Wer allerdings glaubt, dass sich lediglich ein paar Spinner und
Eiferer erregen, denen die große Politik kein Gehör schenken braucht,
irrt. Die Landesregierung täte gut daran, die Ängste endlich ernst zu
nehmen. Denn neben den üblichen Verdächtigen demonstrierten am
Samstag in Stuttgart auch viele bisher unpolitische Menschen und
Demo-Neulinge, die in Sorge sind um ihre Kinder, um ihr Weltbild. Sie
haben wirklich Angst, von einer wohlmeinenden Regierung bevormundet
zu werden. Auch wenn manche Sorgen diffus und viele Argumente bei
Licht besehen hanebüchen sind – mit dieser Angst sind sie leichte
Beute für Demagogen und Menschenfänger.

Tatsächlich haben die etablierten Parteien bisher zu wenig getan,
diese Sorgen zu zerstreuen und Antworten zu geben: Das SPD-geführte
Kultusministerium kann immer noch nicht genau sagen, wie genau das
Arbeitspapier zustande kam und was von ihm am Ende in den
Bildungsplan wandern soll.
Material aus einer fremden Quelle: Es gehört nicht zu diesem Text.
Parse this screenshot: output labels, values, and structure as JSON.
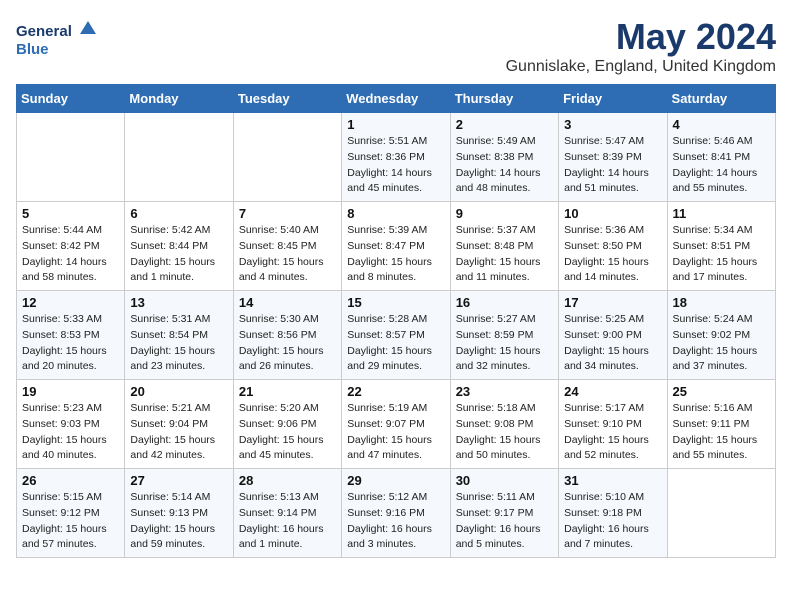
{
  "logo": {
    "line1": "General",
    "line2": "Blue"
  },
  "title": "May 2024",
  "subtitle": "Gunnislake, England, United Kingdom",
  "days_header": [
    "Sunday",
    "Monday",
    "Tuesday",
    "Wednesday",
    "Thursday",
    "Friday",
    "Saturday"
  ],
  "weeks": [
    [
      {
        "day": "",
        "info": ""
      },
      {
        "day": "",
        "info": ""
      },
      {
        "day": "",
        "info": ""
      },
      {
        "day": "1",
        "info": "Sunrise: 5:51 AM\nSunset: 8:36 PM\nDaylight: 14 hours\nand 45 minutes."
      },
      {
        "day": "2",
        "info": "Sunrise: 5:49 AM\nSunset: 8:38 PM\nDaylight: 14 hours\nand 48 minutes."
      },
      {
        "day": "3",
        "info": "Sunrise: 5:47 AM\nSunset: 8:39 PM\nDaylight: 14 hours\nand 51 minutes."
      },
      {
        "day": "4",
        "info": "Sunrise: 5:46 AM\nSunset: 8:41 PM\nDaylight: 14 hours\nand 55 minutes."
      }
    ],
    [
      {
        "day": "5",
        "info": "Sunrise: 5:44 AM\nSunset: 8:42 PM\nDaylight: 14 hours\nand 58 minutes."
      },
      {
        "day": "6",
        "info": "Sunrise: 5:42 AM\nSunset: 8:44 PM\nDaylight: 15 hours\nand 1 minute."
      },
      {
        "day": "7",
        "info": "Sunrise: 5:40 AM\nSunset: 8:45 PM\nDaylight: 15 hours\nand 4 minutes."
      },
      {
        "day": "8",
        "info": "Sunrise: 5:39 AM\nSunset: 8:47 PM\nDaylight: 15 hours\nand 8 minutes."
      },
      {
        "day": "9",
        "info": "Sunrise: 5:37 AM\nSunset: 8:48 PM\nDaylight: 15 hours\nand 11 minutes."
      },
      {
        "day": "10",
        "info": "Sunrise: 5:36 AM\nSunset: 8:50 PM\nDaylight: 15 hours\nand 14 minutes."
      },
      {
        "day": "11",
        "info": "Sunrise: 5:34 AM\nSunset: 8:51 PM\nDaylight: 15 hours\nand 17 minutes."
      }
    ],
    [
      {
        "day": "12",
        "info": "Sunrise: 5:33 AM\nSunset: 8:53 PM\nDaylight: 15 hours\nand 20 minutes."
      },
      {
        "day": "13",
        "info": "Sunrise: 5:31 AM\nSunset: 8:54 PM\nDaylight: 15 hours\nand 23 minutes."
      },
      {
        "day": "14",
        "info": "Sunrise: 5:30 AM\nSunset: 8:56 PM\nDaylight: 15 hours\nand 26 minutes."
      },
      {
        "day": "15",
        "info": "Sunrise: 5:28 AM\nSunset: 8:57 PM\nDaylight: 15 hours\nand 29 minutes."
      },
      {
        "day": "16",
        "info": "Sunrise: 5:27 AM\nSunset: 8:59 PM\nDaylight: 15 hours\nand 32 minutes."
      },
      {
        "day": "17",
        "info": "Sunrise: 5:25 AM\nSunset: 9:00 PM\nDaylight: 15 hours\nand 34 minutes."
      },
      {
        "day": "18",
        "info": "Sunrise: 5:24 AM\nSunset: 9:02 PM\nDaylight: 15 hours\nand 37 minutes."
      }
    ],
    [
      {
        "day": "19",
        "info": "Sunrise: 5:23 AM\nSunset: 9:03 PM\nDaylight: 15 hours\nand 40 minutes."
      },
      {
        "day": "20",
        "info": "Sunrise: 5:21 AM\nSunset: 9:04 PM\nDaylight: 15 hours\nand 42 minutes."
      },
      {
        "day": "21",
        "info": "Sunrise: 5:20 AM\nSunset: 9:06 PM\nDaylight: 15 hours\nand 45 minutes."
      },
      {
        "day": "22",
        "info": "Sunrise: 5:19 AM\nSunset: 9:07 PM\nDaylight: 15 hours\nand 47 minutes."
      },
      {
        "day": "23",
        "info": "Sunrise: 5:18 AM\nSunset: 9:08 PM\nDaylight: 15 hours\nand 50 minutes."
      },
      {
        "day": "24",
        "info": "Sunrise: 5:17 AM\nSunset: 9:10 PM\nDaylight: 15 hours\nand 52 minutes."
      },
      {
        "day": "25",
        "info": "Sunrise: 5:16 AM\nSunset: 9:11 PM\nDaylight: 15 hours\nand 55 minutes."
      }
    ],
    [
      {
        "day": "26",
        "info": "Sunrise: 5:15 AM\nSunset: 9:12 PM\nDaylight: 15 hours\nand 57 minutes."
      },
      {
        "day": "27",
        "info": "Sunrise: 5:14 AM\nSunset: 9:13 PM\nDaylight: 15 hours\nand 59 minutes."
      },
      {
        "day": "28",
        "info": "Sunrise: 5:13 AM\nSunset: 9:14 PM\nDaylight: 16 hours\nand 1 minute."
      },
      {
        "day": "29",
        "info": "Sunrise: 5:12 AM\nSunset: 9:16 PM\nDaylight: 16 hours\nand 3 minutes."
      },
      {
        "day": "30",
        "info": "Sunrise: 5:11 AM\nSunset: 9:17 PM\nDaylight: 16 hours\nand 5 minutes."
      },
      {
        "day": "31",
        "info": "Sunrise: 5:10 AM\nSunset: 9:18 PM\nDaylight: 16 hours\nand 7 minutes."
      },
      {
        "day": "",
        "info": ""
      }
    ]
  ]
}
Die Grünen sehen in den Protesten nur die
Bestätigung, dass das Land offener und bürgerlicher werden muss. Die
CDU hat immer noch keine gemeinsame Haltung gefunden, und die FDP
irrlichterte tagelang in der Frage herum, was eine richtige Familie
ausmacht.

Schon sprechen einige von einer Tea Party des Südwestens. Eine
außerparlamentarische Bewegung, die nach dem US-Vorbild die
Landtagsparteien von rechts in die Zange nimmt und die Gesellschaft
spaltet. So weit ist es längst noch nicht, doch der Riss ist
sichtbar. Es ist höchste Zeit für die Politik, ihn zu kitten.